Friday, July 21, 2017

This Is My Favorite Summer Pasta Recipe

Okay, I LOVE this recipe. It is so flexible. I made a couple of changes from the last time I made it. That is what makes this the perfect recipe. Instead of Pancetta I used Andouille sausage and omitted the lemon. I had the homemade pasta in the freezer. Just perfect. Chris loved this. It was just spicy enough. Just remember NOT to toss the pasta water. You will need it for your sauce.

¼ cup olive oil
2 pounds assorted summer squashes and zucchini, quartered lengthwise, sliced
Kosher salt
1 diced Andouille sausage
12 ounces ziti, or other large tube pasta
2 ounces Parmesan, grated (about ½ cup), plus more for serving
½ cup basil leaves

Heat oil in a large skillet over medium. Add squash; season with salt.
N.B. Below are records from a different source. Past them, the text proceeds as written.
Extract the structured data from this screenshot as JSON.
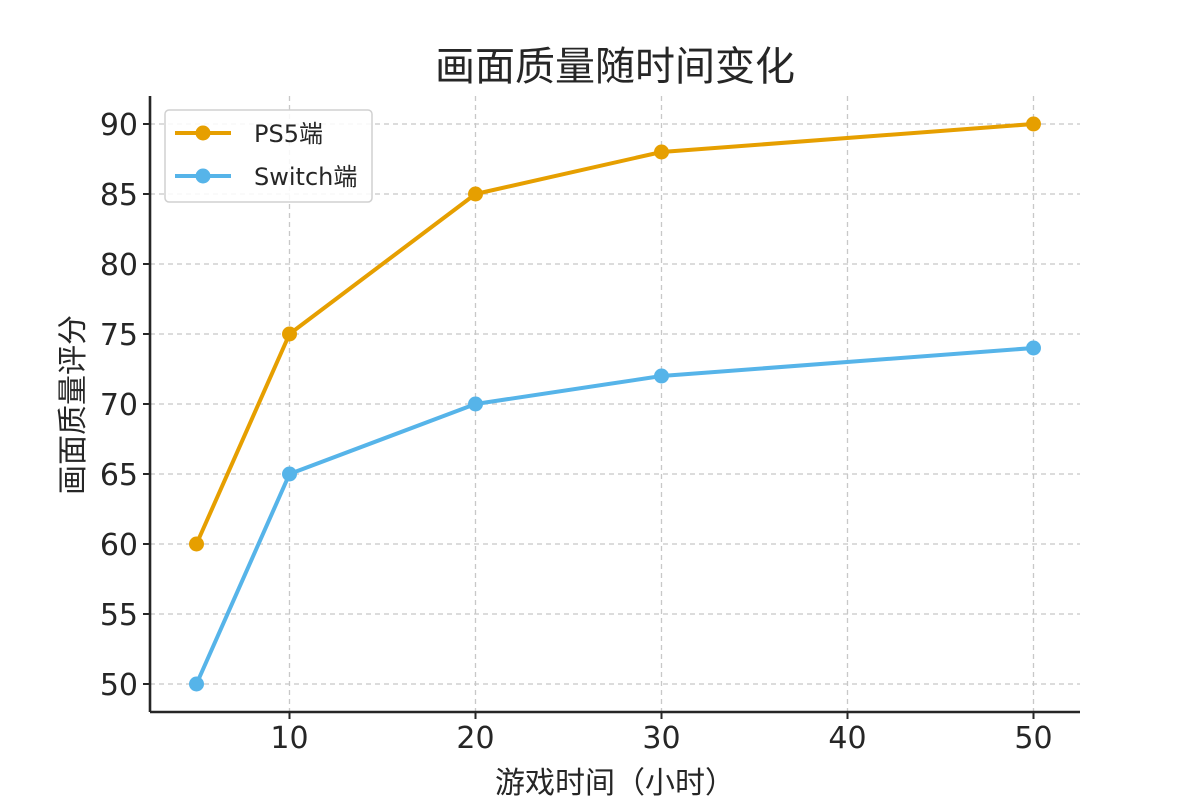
{
  "chart_data": {
    "type": "line",
    "title": "画面质量随时间变化",
    "xlabel": "游戏时间（小时）",
    "ylabel": "画面质量评分",
    "x": [
      5,
      10,
      20,
      30,
      50
    ],
    "xlim": [
      2.5,
      52.5
    ],
    "ylim": [
      48,
      92
    ],
    "xticks": [
      10,
      20,
      30,
      40,
      50
    ],
    "yticks": [
      50,
      55,
      60,
      65,
      70,
      75,
      80,
      85,
      90
    ],
    "grid": true,
    "legend_position": "top-left",
    "series": [
      {
        "name": "PS5端",
        "color": "#E69F00",
        "values": [
          60,
          75,
          85,
          88,
          90
        ]
      },
      {
        "name": "Switch端",
        "color": "#56B4E9",
        "values": [
          50,
          65,
          70,
          72,
          74
        ]
      }
    ]
  }
}
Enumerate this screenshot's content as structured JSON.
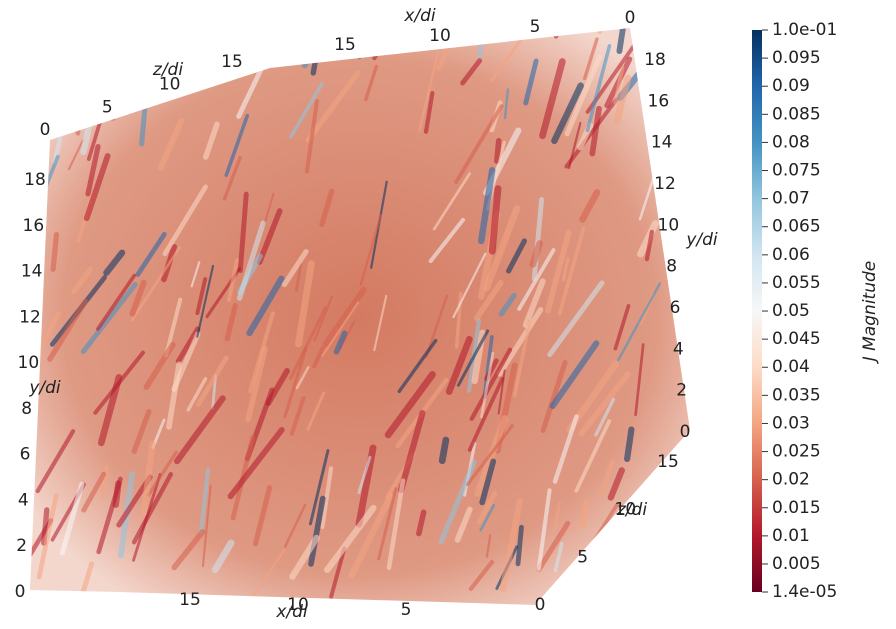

Add the Andouille sausage. Cook, tossing occasionally, until squash begins to break down and gets jammy (they may start to stick to the skillet a bit, which means you are there!), 12–15 minutes.
Meanwhile, cook pasta in a large pot of boiling salted water, stirring occasionally, until very al dente.
Transfer pasta to skillet using a slotted spoon or spider and add ½ cup pasta cooking liquid. Cook pasta, adding 2 oz. Parmesan in stages along with more pasta cooking liquid as needed, until sauce coats pasta and pasta is al dente. Toss in lemon juice and most of the basil.
Divide pasta among bowls and top with more Parmesan and remaining basil.